Let me start by acknowledging that the international public Human Genome Project (HGP) and the private Celera Genomics enterprise achieved a monumental task in sequencing the human genome in 2001. News media outlets trumpeted the accomplishment with verbal steamers and confetti, calling it, among other superlatives, “the Rosetta Stone of Life.” Press releases and magazine features foretold of new disease diagnostics, treatments, and even cures which would emerge from having “decoded” the blueprint for human life while warning about the ethical fallout that could emerge from DNA manipulation.
What They Forgot to Mention
The media outlets were mostly right. They, along with the scientists and the public relations professionals involved with the projects, told us that the sequencing of the human genome was the first step toward understanding and treating many human diseases. What they didn’t tell us was how many additional steps would still need climbing before we would reap those rewards. It seems that what the project yielded was far less “Rosetta Stone” and far more akin to the discovery of a tomb filled with unintelligible Egyptian hieroglyphs.
Many articles describing the HGP erroneously use the words “sequenced” and “decoded” interchangeably. In fact, Wikipedia describes the HGP as “a project to decode (i.e. sequence) more than three billion nucleotides contained in a haploid reference human genome and to identify all the genes presented in it.” The fact is, “decode” and “sequence” are quite different.
What Did the Human Genome Project Accomplish?
If by sequencing the human genome, the HGP and Celera didn’t actually decode it, then what exactly did they accomplish? To explain, we must first take a cursory look at the ingredients that make up the genome, deoxyribonucleic acid (DNA). DNA basically is made of chains of molecules called nucleotides. There are four different nucleotides which make up DNA. These are cytosine (C), thymine (T), adenine (A), and guanine (G). The HGP and Celera looked at the complete genome of one man and cataloged each of his 3 billion plus nucleotides. Basically, the hullabaloo in 2001 was simply the media fanfare that accompanied the inking of the correct order of a single human’s C’s, T’s, G’s, and A’s.

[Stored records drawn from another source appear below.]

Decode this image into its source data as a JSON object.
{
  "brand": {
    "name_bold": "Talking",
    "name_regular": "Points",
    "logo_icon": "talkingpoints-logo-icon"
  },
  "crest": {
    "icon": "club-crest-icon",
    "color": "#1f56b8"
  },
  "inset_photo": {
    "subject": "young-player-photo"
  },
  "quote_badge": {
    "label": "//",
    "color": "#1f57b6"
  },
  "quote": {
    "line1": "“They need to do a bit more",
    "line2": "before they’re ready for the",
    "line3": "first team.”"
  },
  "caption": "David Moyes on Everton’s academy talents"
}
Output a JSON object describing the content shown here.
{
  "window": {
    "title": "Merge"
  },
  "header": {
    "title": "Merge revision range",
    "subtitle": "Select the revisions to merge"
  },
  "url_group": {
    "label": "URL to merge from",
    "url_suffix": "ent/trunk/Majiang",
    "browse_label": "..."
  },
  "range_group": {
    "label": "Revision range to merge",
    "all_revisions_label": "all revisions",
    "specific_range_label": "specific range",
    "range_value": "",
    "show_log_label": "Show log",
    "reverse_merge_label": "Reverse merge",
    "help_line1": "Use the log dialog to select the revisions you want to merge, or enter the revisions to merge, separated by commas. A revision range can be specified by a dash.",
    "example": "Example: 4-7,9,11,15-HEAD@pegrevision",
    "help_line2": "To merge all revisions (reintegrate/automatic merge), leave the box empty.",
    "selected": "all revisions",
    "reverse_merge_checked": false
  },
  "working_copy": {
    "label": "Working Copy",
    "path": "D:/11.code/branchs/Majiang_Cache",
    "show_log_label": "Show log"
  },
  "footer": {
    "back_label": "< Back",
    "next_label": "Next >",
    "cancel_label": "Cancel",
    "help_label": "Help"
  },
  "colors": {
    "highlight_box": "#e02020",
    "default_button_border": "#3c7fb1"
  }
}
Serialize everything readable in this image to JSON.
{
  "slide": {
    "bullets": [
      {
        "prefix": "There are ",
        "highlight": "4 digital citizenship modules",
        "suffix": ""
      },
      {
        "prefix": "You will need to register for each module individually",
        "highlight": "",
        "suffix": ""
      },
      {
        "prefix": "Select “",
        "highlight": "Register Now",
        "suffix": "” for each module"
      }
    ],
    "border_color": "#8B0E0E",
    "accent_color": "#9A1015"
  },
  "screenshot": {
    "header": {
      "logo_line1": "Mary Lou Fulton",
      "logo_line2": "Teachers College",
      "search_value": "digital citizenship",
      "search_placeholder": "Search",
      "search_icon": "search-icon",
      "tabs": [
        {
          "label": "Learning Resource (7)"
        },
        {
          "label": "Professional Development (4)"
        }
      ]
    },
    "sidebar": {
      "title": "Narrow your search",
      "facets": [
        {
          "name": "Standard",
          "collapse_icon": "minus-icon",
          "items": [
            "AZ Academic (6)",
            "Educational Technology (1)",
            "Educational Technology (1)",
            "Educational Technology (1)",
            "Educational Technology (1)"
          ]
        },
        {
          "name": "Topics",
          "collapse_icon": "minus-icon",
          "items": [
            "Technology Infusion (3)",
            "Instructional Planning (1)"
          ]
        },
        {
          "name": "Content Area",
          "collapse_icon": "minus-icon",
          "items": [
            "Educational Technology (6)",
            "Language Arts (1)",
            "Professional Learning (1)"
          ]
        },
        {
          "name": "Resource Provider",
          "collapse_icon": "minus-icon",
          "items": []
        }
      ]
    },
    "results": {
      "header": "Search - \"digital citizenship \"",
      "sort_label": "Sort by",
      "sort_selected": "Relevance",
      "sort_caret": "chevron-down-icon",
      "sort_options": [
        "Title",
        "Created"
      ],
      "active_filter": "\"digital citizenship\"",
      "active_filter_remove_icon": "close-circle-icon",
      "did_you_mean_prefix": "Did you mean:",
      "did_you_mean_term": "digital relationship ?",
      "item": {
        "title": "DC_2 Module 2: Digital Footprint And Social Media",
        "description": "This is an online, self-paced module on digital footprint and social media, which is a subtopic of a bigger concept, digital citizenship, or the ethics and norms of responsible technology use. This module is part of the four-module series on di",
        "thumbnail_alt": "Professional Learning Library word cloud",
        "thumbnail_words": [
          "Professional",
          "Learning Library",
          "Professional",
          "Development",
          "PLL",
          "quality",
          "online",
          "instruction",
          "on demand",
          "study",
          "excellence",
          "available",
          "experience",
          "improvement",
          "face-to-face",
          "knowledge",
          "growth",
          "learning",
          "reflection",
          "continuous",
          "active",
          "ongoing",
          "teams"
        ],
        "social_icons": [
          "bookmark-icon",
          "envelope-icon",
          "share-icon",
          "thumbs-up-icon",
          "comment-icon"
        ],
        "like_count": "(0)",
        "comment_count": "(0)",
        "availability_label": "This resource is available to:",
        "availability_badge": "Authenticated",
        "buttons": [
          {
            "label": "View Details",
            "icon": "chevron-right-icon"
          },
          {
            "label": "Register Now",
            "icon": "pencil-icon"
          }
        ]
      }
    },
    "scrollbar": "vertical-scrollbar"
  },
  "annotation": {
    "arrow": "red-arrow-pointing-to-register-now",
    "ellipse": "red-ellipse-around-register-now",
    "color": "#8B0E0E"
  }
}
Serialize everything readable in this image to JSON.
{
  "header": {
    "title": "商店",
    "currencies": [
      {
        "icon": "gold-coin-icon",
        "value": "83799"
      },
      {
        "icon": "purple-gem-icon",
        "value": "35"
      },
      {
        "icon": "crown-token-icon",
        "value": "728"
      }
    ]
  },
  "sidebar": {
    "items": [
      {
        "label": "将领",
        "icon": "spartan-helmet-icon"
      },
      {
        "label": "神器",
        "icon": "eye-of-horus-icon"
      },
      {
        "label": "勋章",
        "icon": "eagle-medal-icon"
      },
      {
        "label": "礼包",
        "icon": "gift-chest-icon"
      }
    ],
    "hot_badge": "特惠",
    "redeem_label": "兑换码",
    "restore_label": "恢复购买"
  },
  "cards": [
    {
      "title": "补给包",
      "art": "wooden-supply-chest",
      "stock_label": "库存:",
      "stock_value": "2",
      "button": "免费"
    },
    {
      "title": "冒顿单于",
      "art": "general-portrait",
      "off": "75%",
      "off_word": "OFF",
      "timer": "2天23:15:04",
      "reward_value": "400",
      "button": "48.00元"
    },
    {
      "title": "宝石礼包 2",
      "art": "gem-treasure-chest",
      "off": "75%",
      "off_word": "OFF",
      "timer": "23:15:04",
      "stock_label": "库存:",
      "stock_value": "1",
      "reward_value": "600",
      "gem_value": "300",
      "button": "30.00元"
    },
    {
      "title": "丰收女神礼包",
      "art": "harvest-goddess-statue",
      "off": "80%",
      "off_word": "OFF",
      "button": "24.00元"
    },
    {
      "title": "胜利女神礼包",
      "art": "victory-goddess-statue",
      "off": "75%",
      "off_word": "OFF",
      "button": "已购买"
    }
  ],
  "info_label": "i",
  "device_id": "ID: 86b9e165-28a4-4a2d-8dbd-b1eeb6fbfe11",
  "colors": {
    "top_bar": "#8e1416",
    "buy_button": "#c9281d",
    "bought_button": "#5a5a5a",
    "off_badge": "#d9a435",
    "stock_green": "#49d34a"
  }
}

How will this correctly ordered catalog of letters eventually result in disease diagnostics and treatments? It will be a long and winding path along which the science community has only taken a few short steps. After having laid out the map of one man’s genome, researchers are now laying out the genomic maps of many others. In order to learn what each of the 30,000 genes does, researchers must compare the genomes of many humans, determine which nucleotides are ordered differently and how those differences in nucleotides translate into differences in how we each look, behave, grow, age, develop diseases, fight off diseases, and so forth. Objectively speaking, the cataloging of that first genome is no more valuable than any of the genomic catalogs which have followed; or will follow. The mapping of the first genome was a huge milestone, but any one of us could currently have our entire genomes mapped in the exact same way for a cost of approximately $200,000. The information obtained from your genome would have the same research value as the information gleaned from the entire multibillion dollar international effort of the HGP and Celera less than a decade ago.
Where will the Human Genome Project take us?
Research projects, like the international HapMap Project, are currently cataloging and comparing the genomes of humans across relatively tight clusters of human populations. We are learning what the predominant differences in the genetic codes of four distinct populations of African, Asian, and European ancestry. With each of the populations representing variable risk factors for specific diseases and conditions, these comparisons could provide indications of which genes can lead to diseases or protect against diseases (this effort is a minefield of unresolved ethics issues…a topic for another post).
Efforts to take advantage of the ability to map each of our genomes are further confounded by the fact that our genetic codes represent only a small portion of the complexities of our molecular biological systems. The HGP tells us that we have approximately 30,000 genes. Suppositions before the Genome project were that each single gene encodes a single protein . We are left now to wonder how humans are built of approximately 120,000 proteins. To explain this, it must be the case that some genes can be toggled to create more than one gene product. The toggling must be controlled by other genes which might also be “toggle-able”.
The manipulation of genetic circuitry required to treat diseases is almost infinitely complex and requires that major strides are made by researchers who are cataloging the structure and functions of the products of the genome; proteins. This is the study of proteomics (yet another topic for another post).
In the end, like the first moon landing in 1969, the accomplishments of the Human Genome Project represent a huge milestone for humanity. Also, like the first moon landing which only represented a tiny step out into the unfathomable depths of our galaxy, the mapping of the human genome is only a tiny step into the unfathomable complexities of biology and life itself.